Abdoulaye Badji was the son of a woman who whose ultimate wish was to pay her last respect to her lone child. “It was her wish to have her son ferried home and have a proper Muslim burial,” a family source told Kairo News.
It was also reported that the late Abdoulaye’s wife used her next of kin powers to cremate the body. In fact, the couple was separated before Badji passed away, one source alleged. Frantic efforts were made by both the family and Senegalese embassy to contact the woman before the cremation to no avail.
The late Badji’s family, especially his mother, is believed to be in great shock.
Senegalese officials are said to be exploring diplomatic routes so as to understand the reasoning of the woman.
The reasons for the cremation are still unclear but it has created room for those married to Western woman to declare in their will, spelling out how their remains should be handled after death.
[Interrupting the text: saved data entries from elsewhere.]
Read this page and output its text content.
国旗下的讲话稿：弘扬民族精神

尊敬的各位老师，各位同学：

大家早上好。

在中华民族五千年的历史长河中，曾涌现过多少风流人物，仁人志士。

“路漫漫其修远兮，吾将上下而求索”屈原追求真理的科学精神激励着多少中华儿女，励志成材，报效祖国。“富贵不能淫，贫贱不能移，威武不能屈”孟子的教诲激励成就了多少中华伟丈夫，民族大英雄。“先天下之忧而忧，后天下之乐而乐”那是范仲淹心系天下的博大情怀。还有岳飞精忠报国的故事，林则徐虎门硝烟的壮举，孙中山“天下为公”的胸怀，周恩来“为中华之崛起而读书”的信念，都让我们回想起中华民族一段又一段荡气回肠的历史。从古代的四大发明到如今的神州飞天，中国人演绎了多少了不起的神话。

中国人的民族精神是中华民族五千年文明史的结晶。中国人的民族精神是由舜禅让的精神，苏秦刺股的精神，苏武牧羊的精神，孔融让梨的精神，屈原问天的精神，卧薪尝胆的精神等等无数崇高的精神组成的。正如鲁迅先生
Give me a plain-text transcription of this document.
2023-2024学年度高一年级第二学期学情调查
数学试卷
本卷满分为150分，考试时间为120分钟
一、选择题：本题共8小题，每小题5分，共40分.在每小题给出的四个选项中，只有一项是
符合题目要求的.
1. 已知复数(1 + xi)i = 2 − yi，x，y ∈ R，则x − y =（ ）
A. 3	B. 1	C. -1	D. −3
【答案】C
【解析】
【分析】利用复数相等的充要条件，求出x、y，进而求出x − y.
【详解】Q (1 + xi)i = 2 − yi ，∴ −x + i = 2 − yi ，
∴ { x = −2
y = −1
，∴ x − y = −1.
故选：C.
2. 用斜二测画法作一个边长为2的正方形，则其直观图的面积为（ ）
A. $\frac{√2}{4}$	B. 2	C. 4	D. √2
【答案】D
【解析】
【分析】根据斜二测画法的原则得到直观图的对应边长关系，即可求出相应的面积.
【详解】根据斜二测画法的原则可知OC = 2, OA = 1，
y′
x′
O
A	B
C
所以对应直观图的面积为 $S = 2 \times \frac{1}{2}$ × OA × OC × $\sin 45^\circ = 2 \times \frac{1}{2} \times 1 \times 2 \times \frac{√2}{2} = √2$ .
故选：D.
Cremation, a common ritual in the West and elsewhere, is unacceptable in both the African and Islamic cultures.
Another area of concern is that most of our brothers married to Western women refuse to have close ties with their relatives, which makes it impossible for their whereabouts to be known in case of death. As a matter of fact, you hear some of our brothers and sisters openly boasting “I don’t need anybody.” These brand of people often accuse “Gambians of talking too much or poking their nose into issues that do not concern them.”
However, the fundamental issue that must be borne in mind is whether anyone is an island of his or her own.
While we pray for the soul of Abdoulaye Badji to enjoy eternal bliss, we encourage people to donate generously to the family organize pray sessions for the departed soul.